7. Addressing the underlying socioeconomic impediments that low-income individuals and medical assistance recipients face in being full participants in their own health and achieving financial independence and economic opportunity; and

8. Including mechanisms for low-income individuals that are eligible for medical assistance programs to achieve long-term financial independence and transition out of medical assistance programs into employer-sponsored insurance and other available forms of health care coverage offered in the private sector.

D. In developing the Innovation Plan, the Secretary shall consult the Commission, the Director of the Department of Medical Assistance Services, and stakeholders representing public and private entities, including organizations that represent low-income individuals, organizations that represent health practitioners, organizations that represent health care facilities, organizations that represent managed care organizations and health insurers, and such other individuals or organizations as the Secretary determines are necessary to ensure that the process is comprehensive and provides ample opportunity for the variety of stakeholders to participate.

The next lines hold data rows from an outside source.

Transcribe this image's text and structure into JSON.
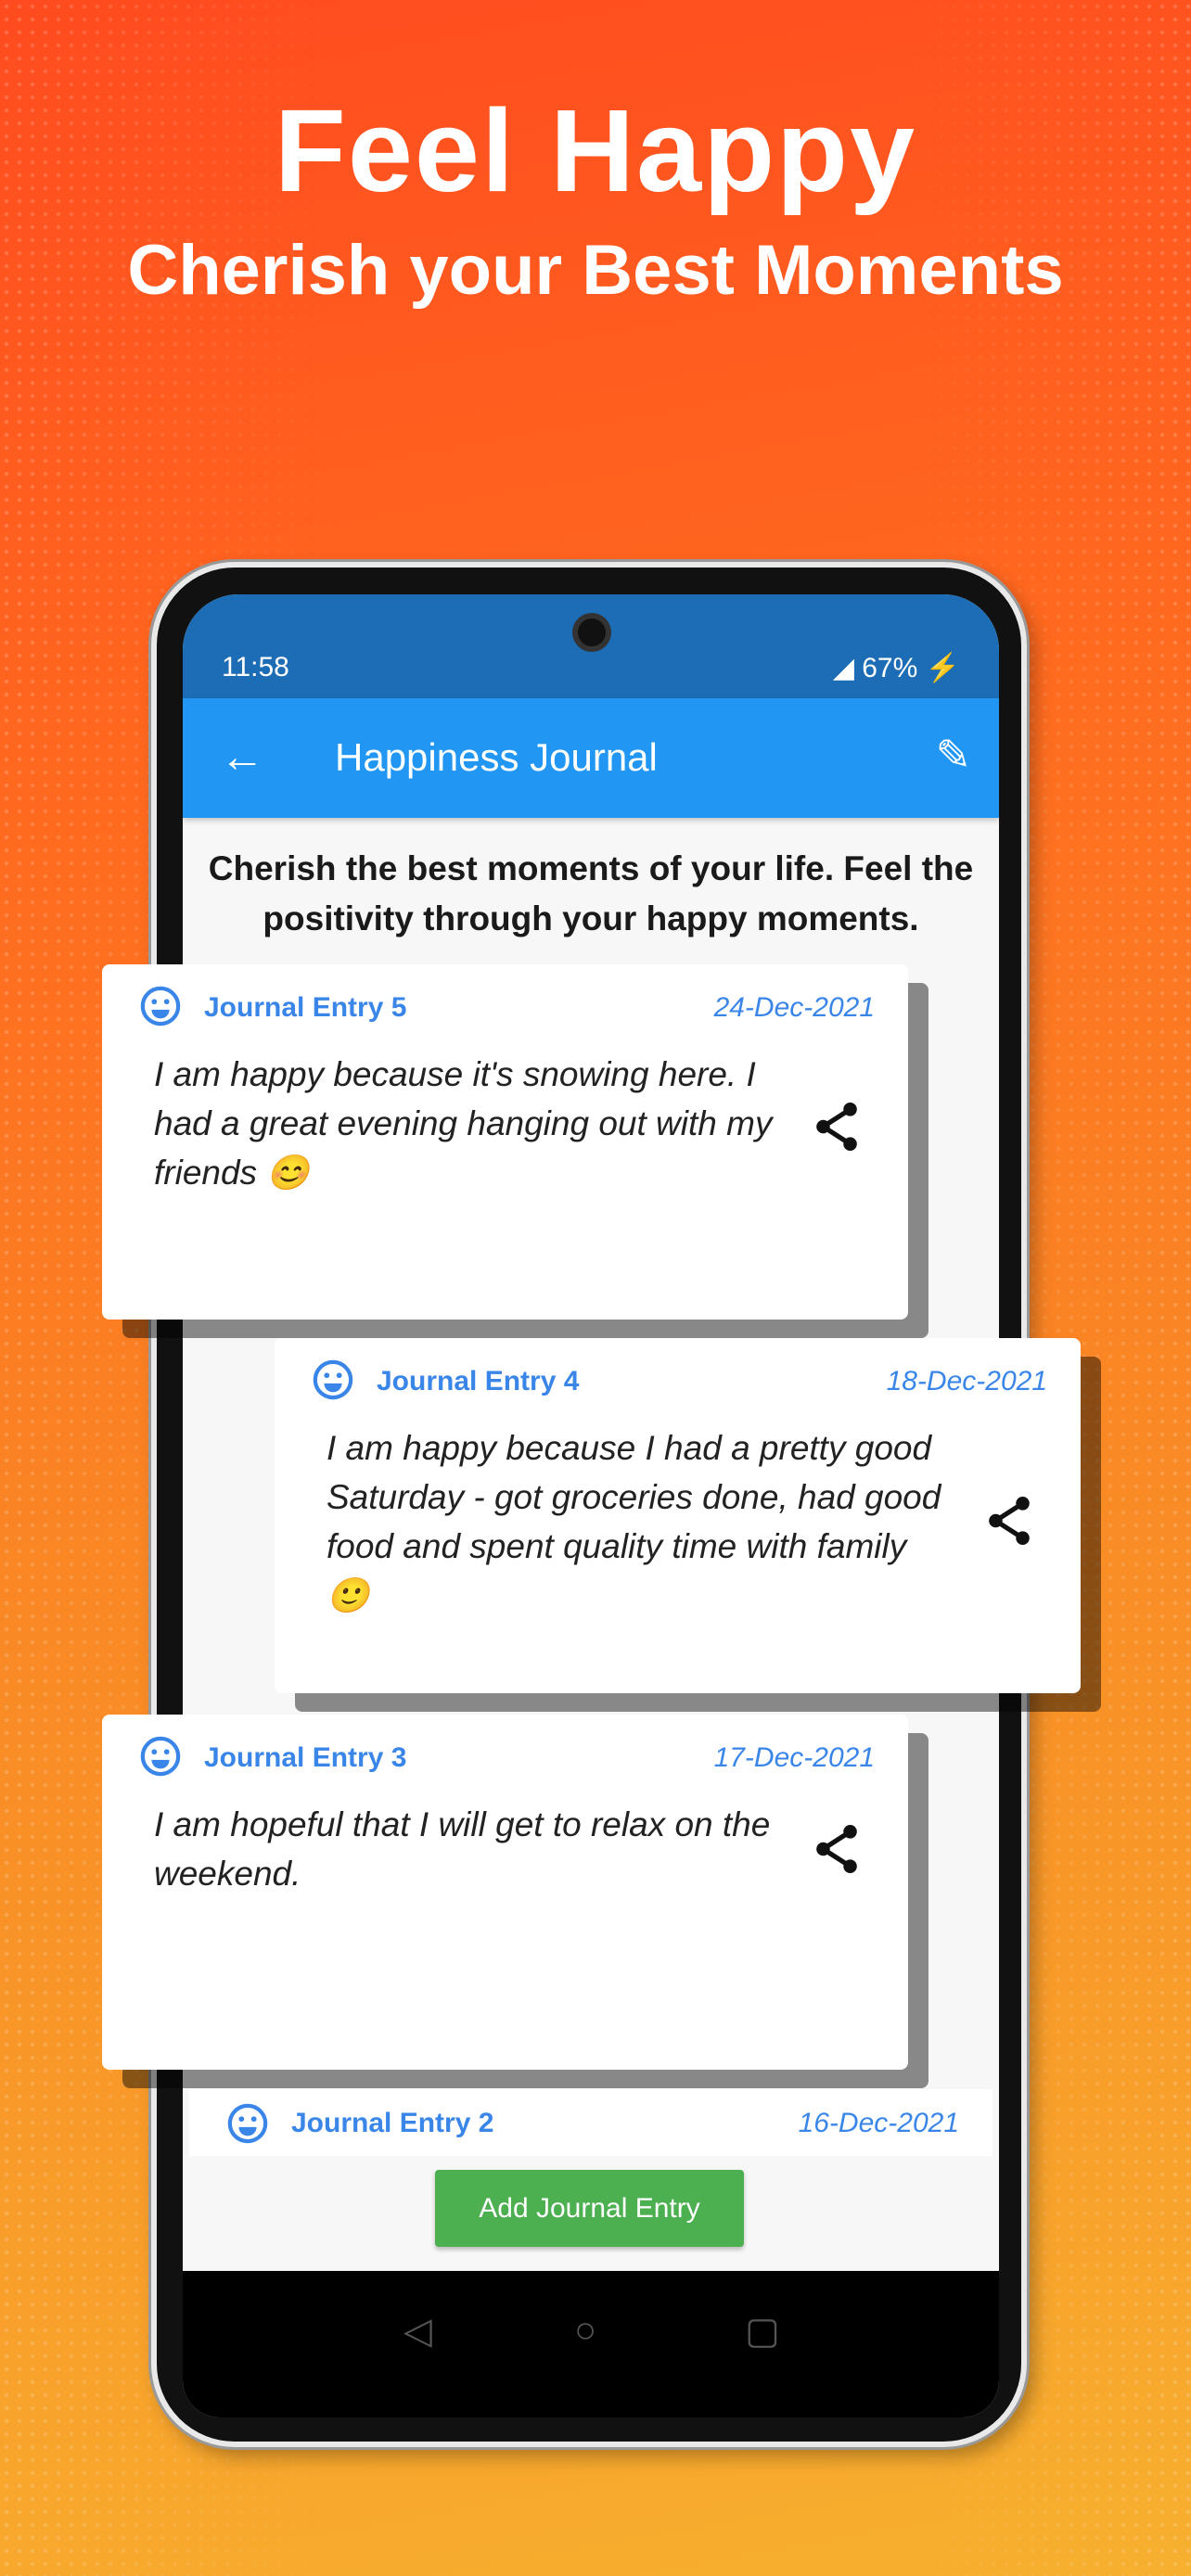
{
  "promo": {
    "title": "Feel Happy",
    "subtitle": "Cherish your Best Moments"
  },
  "status_bar": {
    "time": "11:58",
    "battery": "67%"
  },
  "app_bar": {
    "title": "Happiness Journal",
    "back_icon": "arrow-left",
    "edit_icon": "pencil"
  },
  "intro": "Cherish the best moments of your life. Feel the positivity through your happy moments.",
  "entries": [
    {
      "name": "Journal Entry 5",
      "date": "24-Dec-2021",
      "text": "I am happy because it's snowing here. I had a great evening hanging out with my friends 😊"
    },
    {
      "name": "Journal Entry 4",
      "date": "18-Dec-2021",
      "text": "I am happy because I had a pretty good Saturday - got groceries done, had good food and spent quality time with family 🙂"
    },
    {
      "name": "Journal Entry 3",
      "date": "17-Dec-2021",
      "text": "I am hopeful that I will get to relax on the weekend."
    },
    {
      "name": "Journal Entry 2",
      "date": "16-Dec-2021"
    }
  ],
  "add_button": "Add Journal Entry",
  "colors": {
    "status_bar": "#1c6db5",
    "app_bar": "#2196f3",
    "accent": "#3a86e8",
    "button": "#4caf50"
  }
}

E. The Secretary shall regularly report to the Commission on his progress in developing the Innovation Plan and shall submit the Innovation Plan to the Commission no later than December 15, 2015. Such report shall include information about any changes to the state plan for medical assistance services and any waivers that are proposed or that may be required, as well as any savings to the Commonwealth associated with such proposals. If the Commission determines that federal medical assistance funds for newly eligible adults as provided in 42 U.S.C. § 1396d(y) or other federal funds combined with current and projected annual savings to the general fund and other nonfederal net savings associated with the implementation and operation of the Innovation Plan are sufficient to cover the costs to the Commonwealth of coverage for newly eligible adults, then the Commission shall approve implementation of such coverage.

F. Upon approval by the Commission of any component of the Innovation Plan, the Secretary shall submit an application for any necessary waivers, including, if applicable, a waiver for state innovation pursuant to 42 U.S.C. § 18052, as soon as practicable following approval of any component of the Innovation Plan required pursuant to subsection E.